23 years after 28 Days Later, and 18 years after 28 Weeks Later, comes this third in the trilogy. If it really can be called a trilogy, considering the biggest disappointment about it is that 28 Years Later is actually the first of another proposed trilogy. Like so many recent films, this has to be seen as big screen TV, leaving story elements to stretch out over further 'episodes'.
Structurally, this is composed of two longish acts and then a third act of about 10 minutes, if that. So, yeah, not a lot of space for a resolution. Luckily, the end of the film offers some tasty possibilities for 28 Years and 28 Days Later (sounds shash but the third act starts with that time stamp). If this wasn't from the minds of writer Alex Garland and director Danny Boyle, there might be cause for concern.
The story starts on an island off the coast of north-east England. The folk here have managed to stay mostly safe since the rage virus decimated the British Isles. There's a narratively crafty 'water causeway' that only appears at low tide. Once you're across it on the mainland, you have a few hours until the sea recovers the path home for that day. Promising obstacle, lads.
Young Spike (Alfie Williams) is prepping for his first trip off island, his killing initiation is upon him. Dad, Jamie (Aaron Taylor-Johnson) can't wait. Mum, Isla (Jodie Comer), bed-ridden with some unknown malady, doesn't approve. But off they pop regardless. Spike gets his first kill, a worm-eating 'slow one', but things get hairy when a group, led by an 'Alpha' sniff them out. And this Alpha makes regular tough Jamie look like a child.
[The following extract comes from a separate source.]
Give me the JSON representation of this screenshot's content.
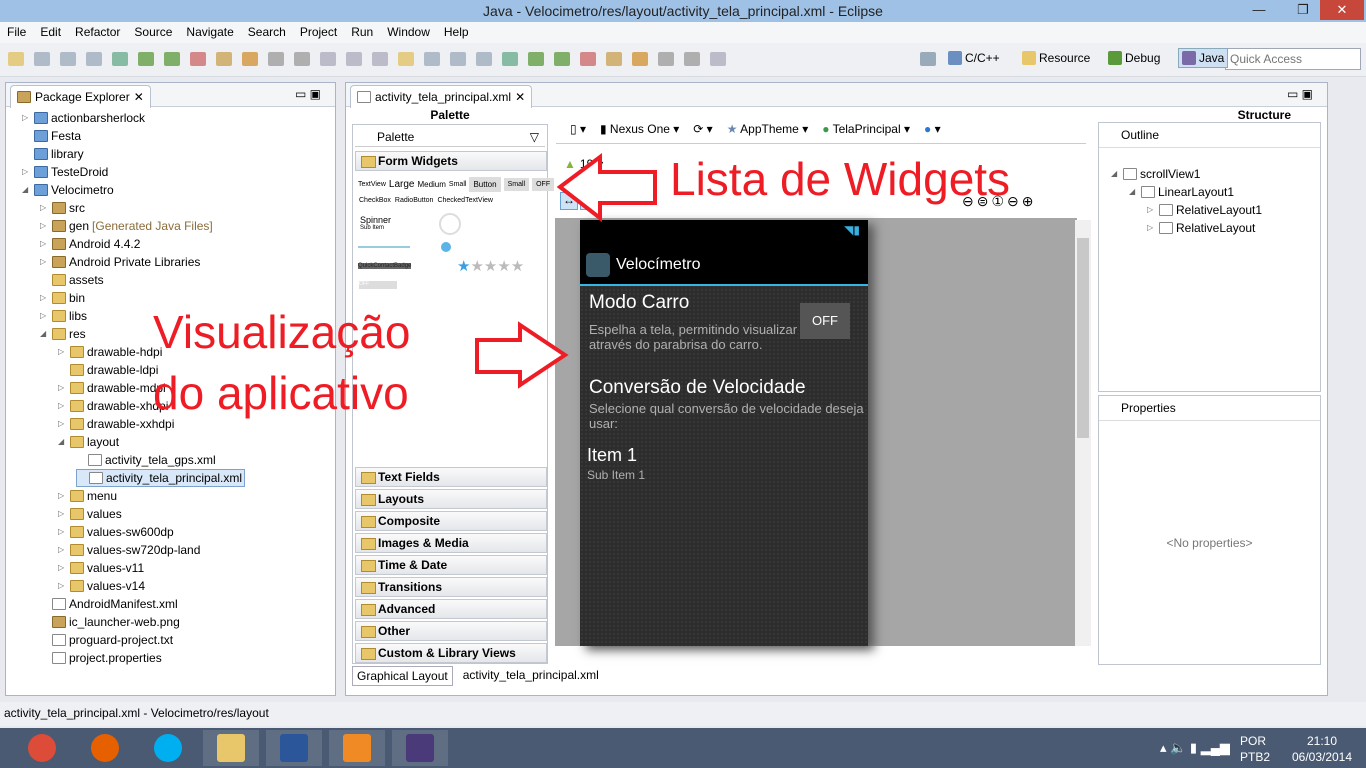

While sheltering from this rampaging rage crew, Spike spies a fire in the distance and eventually learns that this is the home of a possibly mad doctor Kelson (Ralph Fiennes), who just might be able to help Isla. Incidentally, the doctor's arrival is a welcome moment, for our protagonists AND the audience.
There are a couple of fine performances, specifically Comer and Fiennes, even Taylor-Johnson doesn't stink up the place too much. Relative newcomer Williams looks like he'll be around for a while and the late appearance of Jack O'Connell and his shell-suited acrobatic chav gang was a bold move (whether or not his character is based on Jimmy Saville).
A lot of the film was shot on iPhones, and designed to look grungy by DOP master Anthony Dod Mantle. Perhaps due to the style, at times, it does feel like a cheaper version of The Last of Us or The Walking Dead, but with more heft behind the pen and the lens. Another string to its bow is the treatment of the infected. Coincidentally, I was listening to a Louis Theroux interview with Bella Ramsey where he bemoaned the fact that in most of these 'zombie' films and shows, the ex-humans are seen purely as killing fodder, completely 'otherised', a fine excuse to get some murderous intent out of our systems. Well, Louis, here's something different.
As this finished in the cinema, I admit to a feeling of disenchantment, but now, after a few days, I've come to think that this is one of the best of the genre. Hopefully, the mooted trilogy keeps up the standard.
28 Years Later is showing around the country (I saw it at Palace cinemas).
See also:
Though not crucial to the understanding of this one, it's very much worth seeing the two earlier ones, 28 Days Later (2002), directed by Boyle (and written by Garland), and 28 Weeks Later (2007), directed by Juan Carlos Fresnadillo. Edgar Wright's zom-rom-com Shaun of the Dead (2004) is not only brilliant, but the final scene also shares a possible evolution of the zombie with 28 Years Later.